Dopo una prima metà di Novembre caratterizzata da una prolungata stabilità atmosferica, il meteo italiano si prepara a un radicale cambiamento. L’Anticiclone che ha bloccato l’evoluzione meteorologica si è progressivamente spostato verso sud, aprendo la strada all’arrivo di nuove perturbazioni atlantiche. Già nei giorni scorsi si sono osservati segnali di cambiamento, con piogge sparse al Sud Italia e un generale abbassamento delle temperature.
Al Nord Italia, la situazione è stata caratterizzata da giornate prevalentemente serene, ma spesso offuscate da fitte nebbie che hanno inciso negativamente sulla qualità dell’aria. Un nuovo sistema perturbato, atteso a partire da oggi, porterà precipitazioni diffuse e un miglioramento nella qualità dell’aria, accompagnato da un ulteriore calo termico tra Giovedì e Sabato.

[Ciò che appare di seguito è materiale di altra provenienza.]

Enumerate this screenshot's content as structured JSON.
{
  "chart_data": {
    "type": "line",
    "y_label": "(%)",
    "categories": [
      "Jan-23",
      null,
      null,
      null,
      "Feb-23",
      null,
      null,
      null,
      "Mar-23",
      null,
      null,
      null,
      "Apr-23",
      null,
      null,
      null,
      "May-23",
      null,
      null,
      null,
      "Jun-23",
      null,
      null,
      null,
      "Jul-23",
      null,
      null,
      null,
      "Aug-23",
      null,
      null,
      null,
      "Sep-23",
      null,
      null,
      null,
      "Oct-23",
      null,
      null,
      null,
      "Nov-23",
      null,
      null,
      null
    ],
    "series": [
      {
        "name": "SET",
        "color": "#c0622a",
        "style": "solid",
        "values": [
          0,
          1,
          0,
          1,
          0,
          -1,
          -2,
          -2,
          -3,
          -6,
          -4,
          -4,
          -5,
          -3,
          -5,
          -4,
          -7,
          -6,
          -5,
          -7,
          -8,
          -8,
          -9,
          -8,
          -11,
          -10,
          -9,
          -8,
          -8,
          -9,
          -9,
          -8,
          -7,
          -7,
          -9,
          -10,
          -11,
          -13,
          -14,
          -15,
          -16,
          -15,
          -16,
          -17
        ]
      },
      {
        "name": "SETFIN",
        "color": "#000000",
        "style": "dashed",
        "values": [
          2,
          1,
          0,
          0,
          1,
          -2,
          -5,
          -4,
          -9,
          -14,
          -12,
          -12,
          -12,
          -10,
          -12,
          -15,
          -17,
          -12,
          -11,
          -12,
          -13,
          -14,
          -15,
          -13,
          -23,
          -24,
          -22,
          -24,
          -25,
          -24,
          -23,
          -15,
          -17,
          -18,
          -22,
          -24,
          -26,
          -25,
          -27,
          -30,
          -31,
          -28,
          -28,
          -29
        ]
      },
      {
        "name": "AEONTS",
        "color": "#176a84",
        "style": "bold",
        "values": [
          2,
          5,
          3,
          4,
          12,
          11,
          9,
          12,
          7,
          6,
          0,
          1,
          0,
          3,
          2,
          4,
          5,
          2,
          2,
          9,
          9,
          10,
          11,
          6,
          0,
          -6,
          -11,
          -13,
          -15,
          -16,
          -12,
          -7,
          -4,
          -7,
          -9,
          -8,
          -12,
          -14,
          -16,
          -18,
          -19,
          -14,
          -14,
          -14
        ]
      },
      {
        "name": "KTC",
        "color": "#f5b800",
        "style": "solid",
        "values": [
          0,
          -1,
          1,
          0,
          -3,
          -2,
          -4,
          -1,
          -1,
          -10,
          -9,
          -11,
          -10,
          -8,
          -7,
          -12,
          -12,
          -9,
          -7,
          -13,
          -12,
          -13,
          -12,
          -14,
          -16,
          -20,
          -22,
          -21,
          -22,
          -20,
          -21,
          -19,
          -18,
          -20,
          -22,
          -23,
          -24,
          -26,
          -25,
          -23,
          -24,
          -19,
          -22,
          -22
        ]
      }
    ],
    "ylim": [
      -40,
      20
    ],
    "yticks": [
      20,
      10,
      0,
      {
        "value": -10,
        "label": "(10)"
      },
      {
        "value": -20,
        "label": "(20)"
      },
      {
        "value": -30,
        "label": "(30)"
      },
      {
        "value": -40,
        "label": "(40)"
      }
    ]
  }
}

Parallelamente, da Domenica, si prevede l’arrivo di un robusto Anticiclone, il quale garantirà condizioni di stabilità atmosferica su tutto il territorio italiano e valori in rialzo, anche se farà ancora freddo di notte. Ciò determinerà un ritorno del sole e un nuovo aumento delle temperature, segnando l’inizio di un periodo più asciutto e mite.
Analisi del periodo: ritorna l’Anticiclone
La settimana dal 25 Novembre al 1° Dicembre sarà dominata da un campo di Alta Pressione persistente, il quale contribuirà a mantenere condizioni di tempo stabile e asciutto sull’intero territorio italiano. Le precipitazioni saranno pressoché assenti, fatta eccezione per locali fenomeni legati a nebbie dense nelle pianure del Nord Italia e ad eventuali deboli piovaschi su alcune aree montuose.
L’assenza di perturbazioni porterà grande stabilità nelle regioni del Centro Italia e del Sud Italia, dove il sole sarà protagonista indiscusso per tutta la settimana. Tuttavia, la stabilità atmosferica associata all’Anticiclone potrebbe causare problemi legati all’accumulo di inquinanti nelle aree urbane e nelle pianure, come la Pianura Padana, dove la scarsa ventilazione favorisce la stagnazione delle polveri sottili.
Valori sopra la norma stagionale
Le temperature massime oscilleranno su valori compresi tra 15°C e 20°C nelle regioni del Centro-Nord, mentre al Sud Italia e sulle Isole Maggiori, come Sardegna e Sicilia, si potranno raggiungere punte di 21°C-23°C. Anche le minime saranno più alte della media, con valori compresi tra 8°C e 12°C al Nord, e tra 10°C e 15°C al Sud. Questo scenario conferma una tendenza generale verso un finale di Autunno più mite del consueto, con temperature che rimarranno al di sopra delle medie stagionali fino alla fine di Novembre.
Conseguenze climatiche sull’Europa e sull’Italia
Le regioni dell’Europa Centro-Occidentale subiranno gli effetti più evidenti, con una riduzione significativa delle precipitazioni e un aumento marcato delle temperature. L’Italia, posizionata al centro di questo campo di Alta Pressione, sperimenterà condizioni di tempo stabile e soleggiato, con poche variazioni rispetto ai giorni precedenti.
Lo studio delle precipitazioni conferma che esse saranno ridotte al minimo, con accumuli praticamente nulli su gran parte del territorio italiano. L’unica eccezione potrebbe riguardare l’Alto Adige e alcune zone alpine, dove deboli nevicate sono possibili oltre i 2000 metri.